Dream of: 30 December 1994 "German Concentration Camp"
A woman (probably in her mid 20s) was in the upstairs of the Gallia County Farmhouse packing some things to go on a trip. When she was almost ready to leave, I realized she had packed a rather large box with my comic books to take with her. I didn't mind if she took most of the comic books, but there were some Marvel comics which I didn't want to lose. I knew the woman well, and I recalled that she once before had taken some of my comic books and hadn't returned them. I quickly brought that fact to her attention. I told her she could take the comic books, but I was going to make a list of the Marvel comics to make sure she brought them back.
I pulled one large comic out of the box and pointed out to her that it was a Marvel comic, and that I wanted it brought back. I pulled out a piece of paper and started to make a list. I pulled out an "Astonish" comic and wrote down its number. I realized this was an important comic because it was the issue in which Ant Man first turned into Giant Man. As I wrote down the numbers of a couple more comics, I realized it was necessary for the woman to leave now, and that I wouldn't have time to write down all the numbers. I stopped, abandoning the idea as futile, and decided to just let her take them without writing anything down.
The woman (who was now a boy about 12 years old) was on the trip. I was watching from an aerial view as the boy was climbing a mountain with other people. He came to an area where the mountain leveled off, and where piles of pure sand were gathered. Other people were already there, and they had covered themselves with the sand to keep warm. The boy also began piling sand over his body, intending to rest under the sand for a while.
I was now the person on the journey. I was being marched with other people to a line where Germans would determine whether I would be sent to a concentration camp. A girl (about 7 years old) was also in the line, and I knew her mother was one of the people deciding who went to the camp. When it came turn for the girl to be checked, her mother was standing nearby. I was surprised to see the girl picked to go to the camp, while her mother said nothing. I now realized the gravity of the situation. If the girl's mother couldn't even save her own daughter, I realized if I were picked to go to the camp, there would be no hope for me.
I stepped to the head of the line to be checked. I was holding some leaves of lettuce in my hand, and for some reason I thought the lettuce would identify me as an American and save me from the camp. But a young woman probably in her late teens stepped up, took the lettuce from me and threw it on the ground.

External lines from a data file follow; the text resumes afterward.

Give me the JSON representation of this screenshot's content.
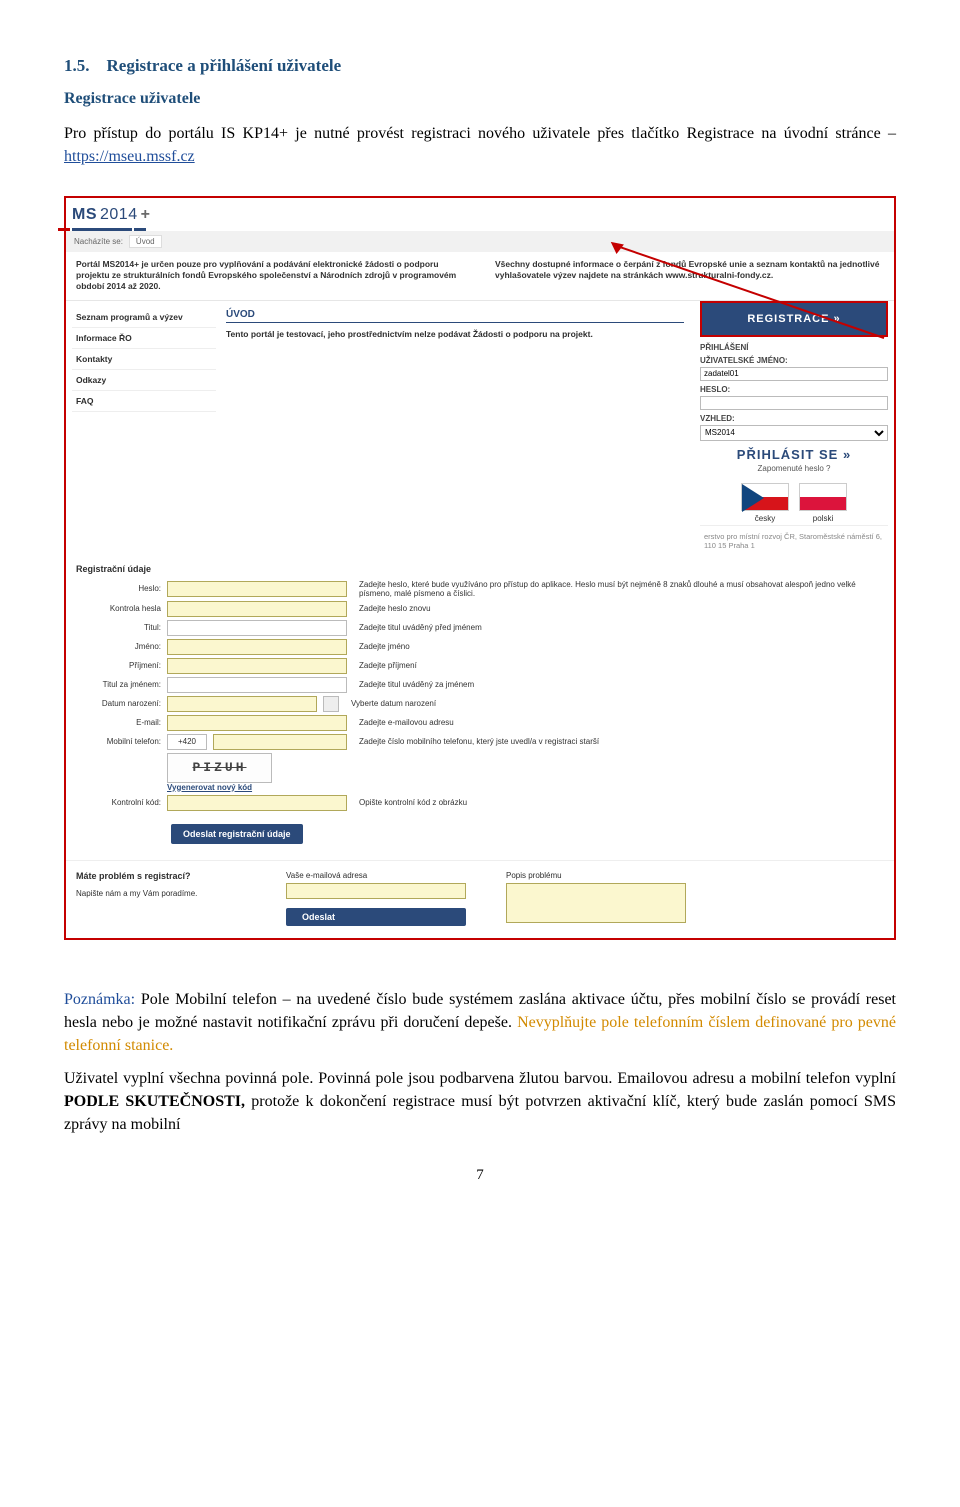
{
  "doc": {
    "heading": "1.5. Registrace a přihlášení uživatele",
    "subhead": "Registrace uživatele",
    "p1a": "Pro přístup do portálu IS KP14+ je nutné provést registraci nového uživatele přes tlačítko Registrace na úvodní stránce – ",
    "p1link": "https://mseu.mssf.cz",
    "p2lead": "Poznámka:",
    "p2a": " Pole Mobilní telefon – na uvedené číslo bude systémem zaslána aktivace účtu, přes mobilní číslo se provádí reset hesla nebo je možné nastavit notifikační zprávu při doručení depeše. ",
    "p2orange": "Nevyplňujte pole telefonním číslem definované pro pevné telefonní stanice.",
    "p3a": "Uživatel vyplní všechna povinná pole. Povinná pole jsou podbarvena žlutou barvou. Emailovou adresu a mobilní telefon vyplní ",
    "p3b": "PODLE SKUTEČNOSTI,",
    "p3c": " protože k dokončení registrace musí být potvrzen aktivační klíč, který bude zaslán pomocí SMS zprávy na mobilní",
    "pagenum": "7"
  },
  "shot": {
    "logo1": "MS",
    "logo2": "2014",
    "logo3": "+",
    "bc_label": "Nacházíte se:",
    "bc_val": "Úvod",
    "intro_left": "Portál MS2014+ je určen pouze pro vyplňování a podávání elektronické žádosti o podporu projektu ze strukturálních fondů Evropského společenství a Národních zdrojů v programovém období 2014 až 2020.",
    "intro_right": "Všechny dostupné informace o čerpání z fondů Evropské unie a seznam kontaktů na jednotlivé vyhlašovatele výzev najdete na stránkách www.strukturalni-fondy.cz.",
    "sidemenu": [
      "Seznam programů a výzev",
      "Informace ŘO",
      "Kontakty",
      "Odkazy",
      "FAQ"
    ],
    "uvod_head": "ÚVOD",
    "mid_text": "Tento portál je testovací, jeho prostřednictvím nelze podávat Žádosti o podporu na projekt.",
    "reg_btn": "REGISTRACE »",
    "login_head": "PŘIHLÁŠENÍ",
    "login_user_label": "UŽIVATELSKÉ JMÉNO:",
    "login_user_val": "zadatel01",
    "login_pass_label": "HESLO:",
    "skin_label": "VZHLED:",
    "skin_val": "MS2014",
    "login_btn": "PŘIHLÁSIT SE »",
    "forgot": "Zapomenuté heslo ?",
    "flag_cz": "česky",
    "flag_pl": "polski",
    "footer_right": "erstvo pro místní rozvoj ČR, Staroměstské náměstí 6, 110 15 Praha 1",
    "form_title": "Registrační údaje",
    "rows": [
      {
        "label": "Heslo:",
        "help": "Zadejte heslo, které bude využíváno pro přístup do aplikace. Heslo musí být nejméně 8 znaků dlouhé a musí obsahovat alespoň jedno velké písmeno, malé písmeno a číslici."
      },
      {
        "label": "Kontrola hesla",
        "help": "Zadejte heslo znovu"
      },
      {
        "label": "Titul:",
        "help": "Zadejte titul uváděný před jménem"
      },
      {
        "label": "Jméno:",
        "help": "Zadejte jméno"
      },
      {
        "label": "Příjmení:",
        "help": "Zadejte příjmení"
      },
      {
        "label": "Titul za jménem:",
        "help": "Zadejte titul uváděný za jménem"
      },
      {
        "label": "Datum narození:",
        "help": "Vyberte datum narození"
      },
      {
        "label": "E-mail:",
        "help": "Zadejte e-mailovou adresu"
      },
      {
        "label": "Mobilní telefon:",
        "help": "Zadejte číslo mobilního telefonu, který jste uvedl/a v registraci starší"
      }
    ],
    "phone_prefix": "+420",
    "captcha_text": "PIZUH",
    "gen_link": "Vygenerovat nový kód",
    "kk_label": "Kontrolní kód:",
    "kk_help": "Opište kontrolní kód z obrázku",
    "submit": "Odeslat registrační údaje",
    "prob_q": "Máte problém s registrací?",
    "prob_a": "Napište nám a my Vám poradíme.",
    "prob_email": "Vaše e-mailová adresa",
    "prob_desc": "Popis problému",
    "send": "Odeslat"
  }
}
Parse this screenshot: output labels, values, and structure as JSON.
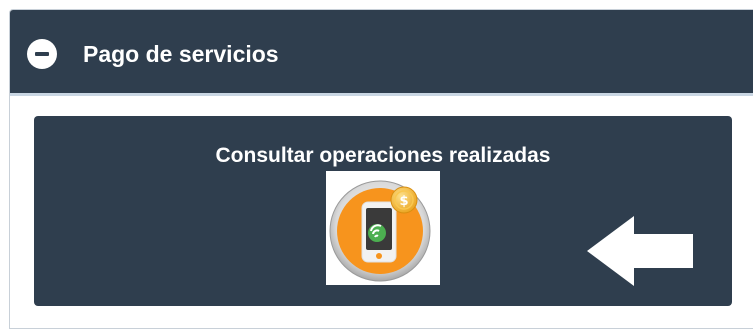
{
  "section": {
    "title": "Pago de servicios",
    "collapse_icon": "minus-circle-icon",
    "colors": {
      "header_bg": "#2f3e4e",
      "tile_bg": "#2f3e4e",
      "icon_orange": "#f7941d",
      "coin_gold": "#f5b335"
    }
  },
  "tile": {
    "title": "Consultar operaciones realizadas",
    "image_icon": "mobile-payment-icon",
    "arrow_icon": "arrow-left-icon"
  }
}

This was the woman who would decide my fate, and by her action, I realized I was doomed.
Another fellow and I were walking through a snow-covered city street in Germany. We had managed to slip away from the line before we had been sent to a concentration camp. I now thought we had a chance of escaping completely, but I began to feel we were being followed. When we came to the front of a large department store, we separated. I stood to one side in front of a display window, and watched as he was arrested and taken away by some Germans. Some Germans then walked up to me and asked me some questions in German. I responded in the best German I could answer. They seemed satisfied with my response, and I thought at least for the moment I might be out of danger.